The nature of your business will dictate the kind of location you should look for. If you rely on passing trade, for example, you’ll want high visibility and plentiful parking in a busy area. If you’re a manufacturer, you’re more likely to prioritise easy access to major transport hubs and suppliers. You should also check for potential changes that would work to your advantage. Depending on your business, any plans for, say, a new school, retirement village or sports complex could create opportunities in the future.

  1. Zone in

Zoning defines how land can be used. First you need to confirm you can legally run your business from your chosen premises without restrictions. You should then try to establish whether there are any plans for rezoning locally and, if so, the impact this would have on your business. The rezoning of a nearby industrial estate for residential use, for instance, might bring more customers.

  1. Check trends

Search out records of how the building and its neighbours have performed historically in terms of capital growth and rental income. This is no guarantee of future performance, but it could give you an indication of whether the area is thriving or in decline.

  1. Look for hidden costs

Did anything happen in the past that could produce unexpected costs in the future? For example, if the land was ever used for a service station, or maybe a dry-cleaning outlet, there’s a chance that chemical contamination will require expensive disposal. There can also be hidden expenses associated with the running and maintenance of buildings, so always ask for evidence of the total cost.

  1. Think big

If you’re intending to grow your business, how much space will you need in five, 10 or even 15 years’ time? Investing in extra space could make sound business sense if you can to rent it out until you need it. First, you’ll need to research the local rental market to find out whether space in that area is highly prized or whether offices and warehouses tend to stand empty for long periods. Bear in mind that commercial leases are far more complicated than residential equivalents so, even in popular locations, it can take some time to find suitable tenants.

 After you’ve moved in

 

  1. First impressions count

Customers, tenants and potential clients are all influenced by the look of a building – and you don’t need a big budget for an effective cosmetic makeover. Inside and out, a fresh coat of paint, superficial repairs and adequate lighting can be transformational. The right signage is also important – look for contemporary, easy-to-read signs that reflect the nature of your business.

  1. Add facilities

Over time, it might be worth considering permanent renovations. Adding facilities such as a courtyard, seating area, covered parking or even a gym or childcare facilities can increase the desirability – and therefore the value – of your property. Before you start any major work, you must secure the right approval and permits. Without them, your building and public liability insurances might not be effective and, when you decide to sell, you may have to undertake expensive reparation work.

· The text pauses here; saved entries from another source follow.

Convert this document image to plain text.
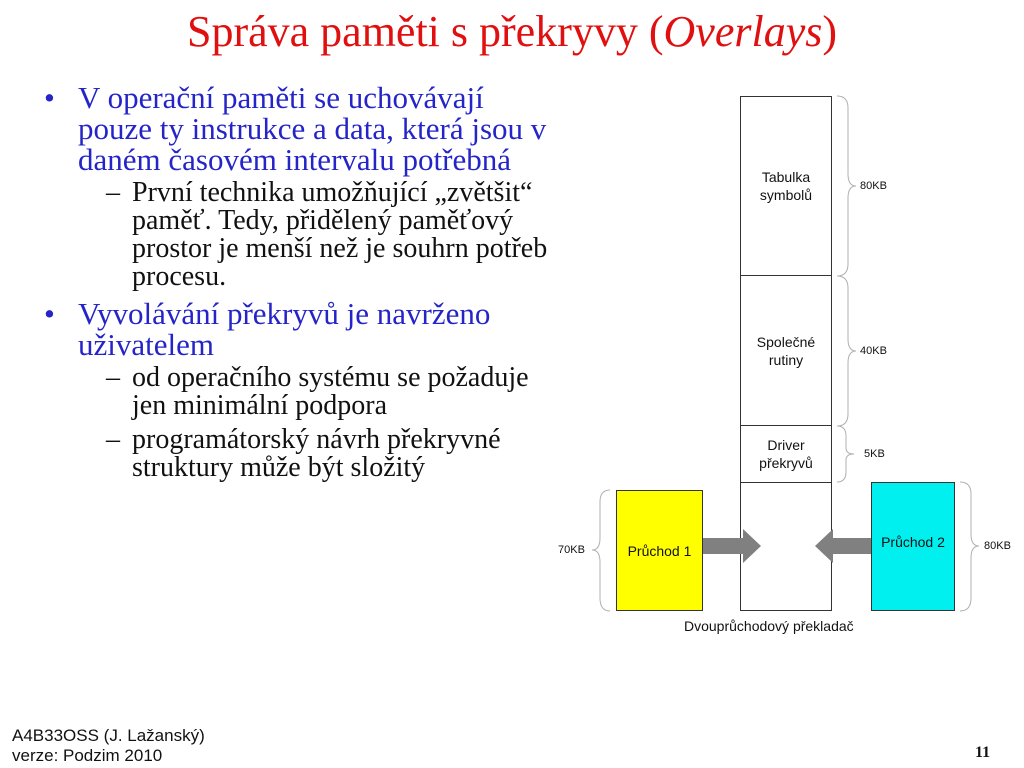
Správa paměti s překryvy (Overlays)
• V operační paměti se uchovávají pouze ty instrukce a data, která jsou v daném časovém intervalu potřebná
– První technika umožňující „zvětšit“ paměť. Tedy, přidělený paměťový prostor je menší než je souhrn potřeb procesu.
• Vyvolávání překryvů je navrženo uživatelem
– od operačního systému se požaduje jen minimální podpora
– programátorský návrh překryvné struktury může být složitý
Tabulka
symbolů
Společné
rutiny
Driver
překryvů
Průchod 1
Průchod 2
80KB
40KB
5KB
70KB	80KB
Dvouprůchodový překladač
A4B33OSS (J. Lažanský)
verze: Podzim 2010	11
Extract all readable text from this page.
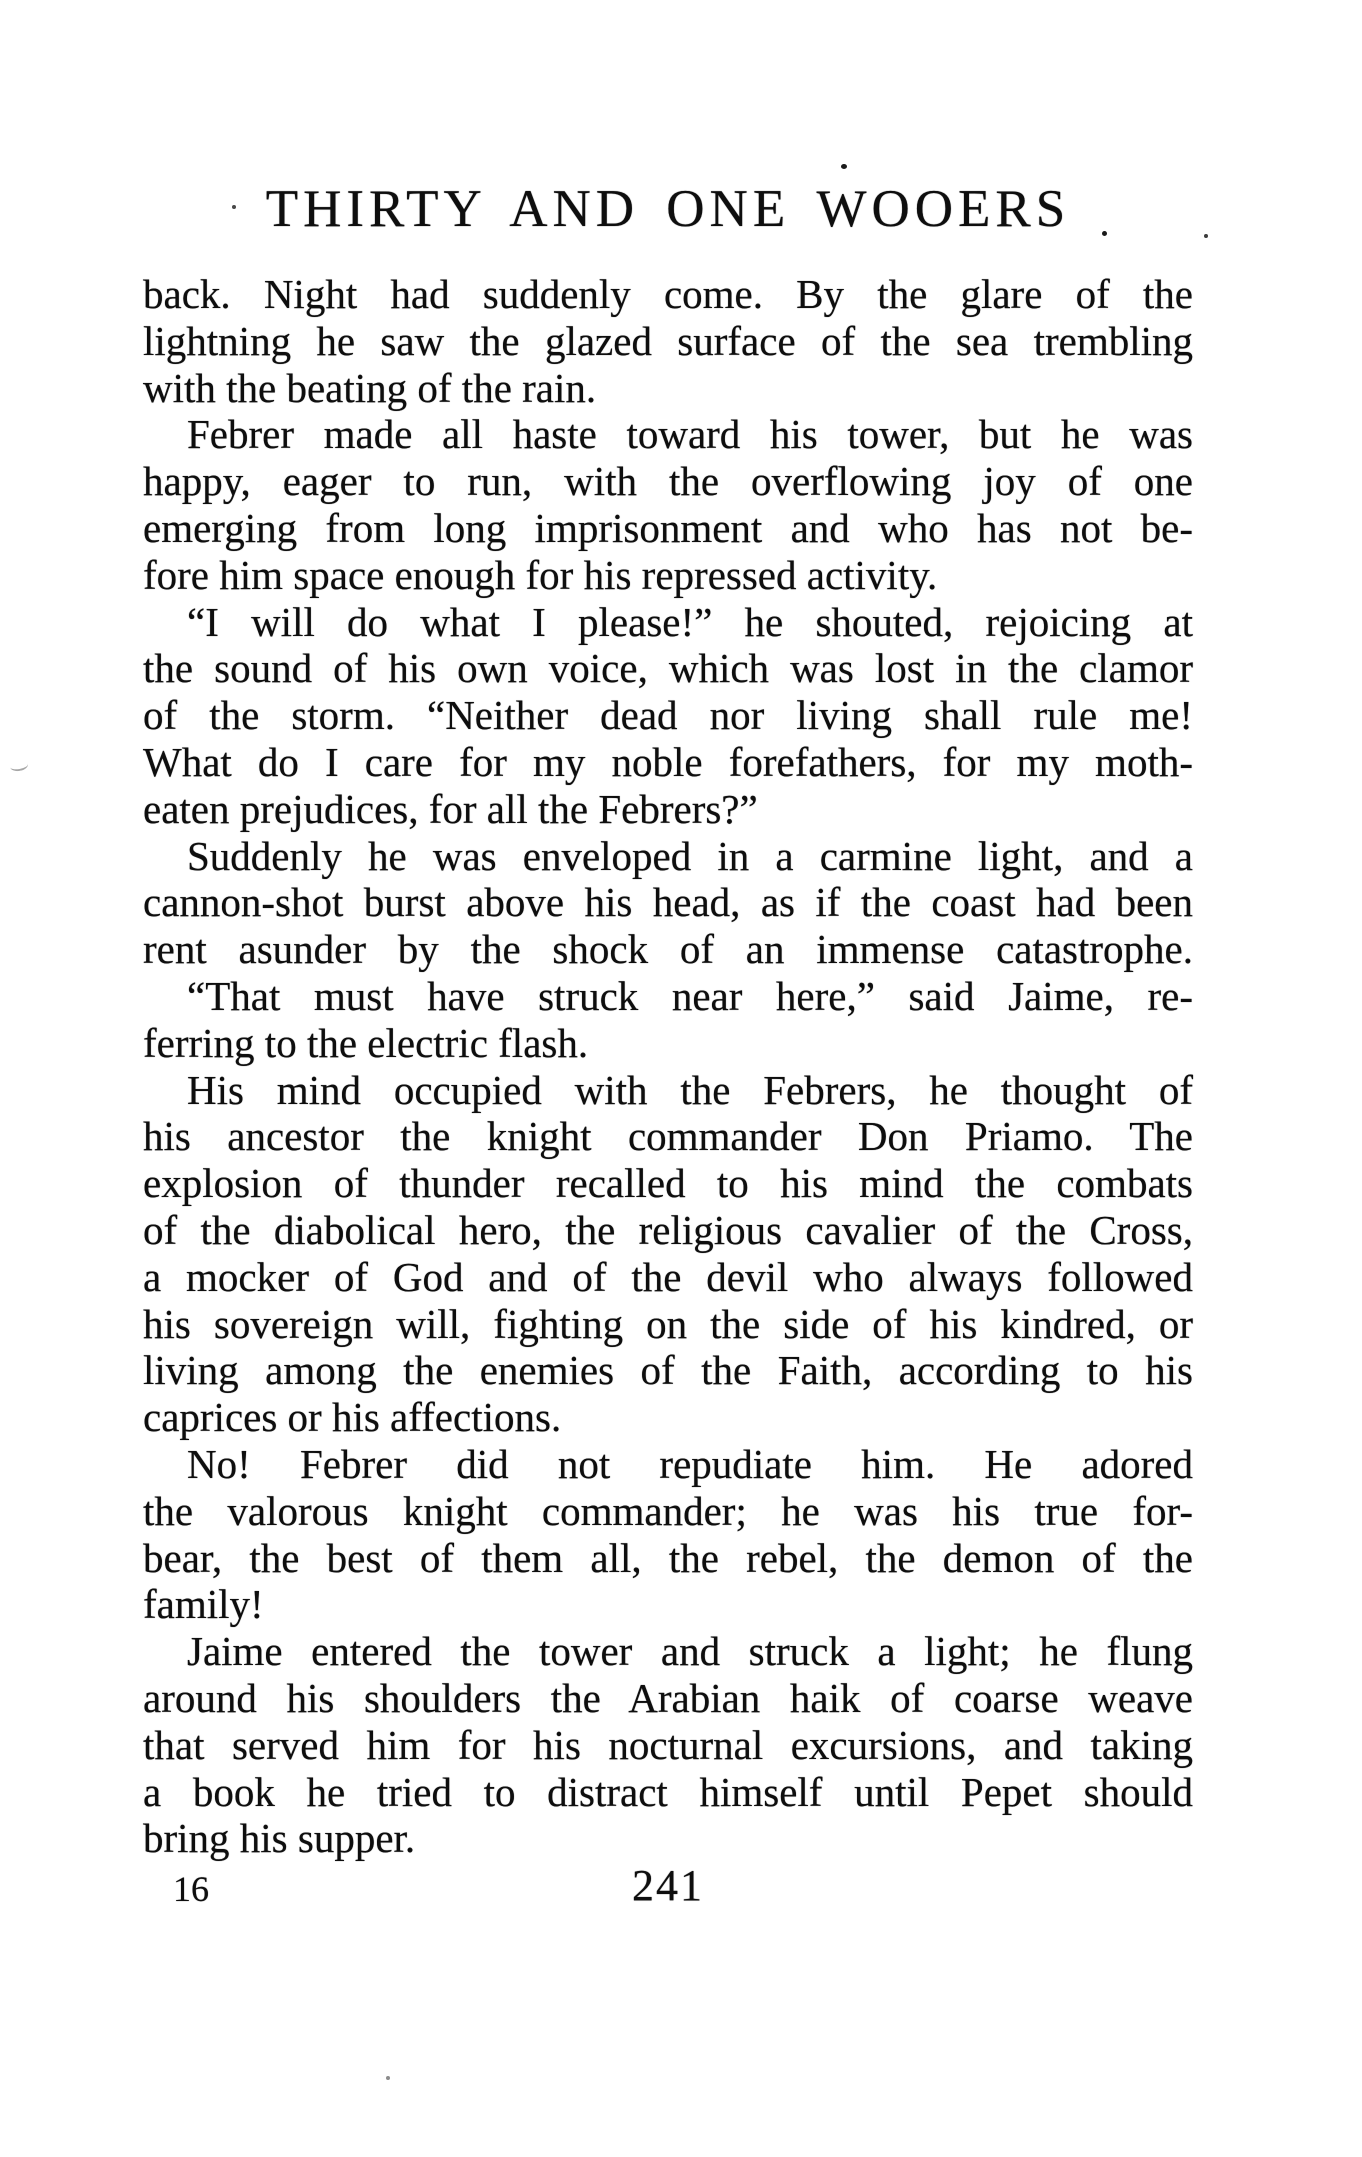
THIRTY AND ONE WOOERS
back. Night had suddenly come. By the glare of the
lightning he saw the glazed surface of the sea trembling
with the beating of the rain.
Febrer made all haste toward his tower, but he was
happy, eager to run, with the overflowing joy of one
emerging from long imprisonment and who has not be-
fore him space enough for his repressed activity.
“I will do what I please!” he shouted, rejoicing at
the sound of his own voice, which was lost in the clamor
of the storm. “Neither dead nor living shall rule me!
What do I care for my noble forefathers, for my moth-
eaten prejudices, for all the Febrers?”
Suddenly he was enveloped in a carmine light, and a
cannon-shot burst above his head, as if the coast had been
rent asunder by the shock of an immense catastrophe.
“That must have struck near here,” said Jaime, re-
ferring to the electric flash.
His mind occupied with the Febrers, he thought of
his ancestor the knight commander Don Priamo. The
explosion of thunder recalled to his mind the combats
of the diabolical hero, the religious cavalier of the Cross,
a mocker of God and of the devil who always followed
his sovereign will, fighting on the side of his kindred, or
living among the enemies of the Faith, according to his
caprices or his affections.
No! Febrer did not repudiate him. He adored
the valorous knight commander; he was his true for-
bear, the best of them all, the rebel, the demon of the
family!
Jaime entered the tower and struck a light; he flung
around his shoulders the Arabian haik of coarse weave
that served him for his nocturnal excursions, and taking
a book he tried to distract himself until Pepet should
bring his supper.
16	241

  1. Increase the rentable space

Are you wasting space on unnecessarily wide corridors or impractically large rooms? Increasing the space you have available for rental can sometimes be achieved by simply changing the building’s layout. You could also consider building an extension or adding another storey.

  1. Rent out your boardroom

Invest in quality furniture and the latest technology for your boardroom and, depending where you’re based, you may be able to rent it out for meetings or training sessions.

  1. Maximise tax deductions

If you do decide to buy a property, make sure you keep all your records. You may be able to claim tax deductions and GST credits for the property itself and some of the expenses associated with it.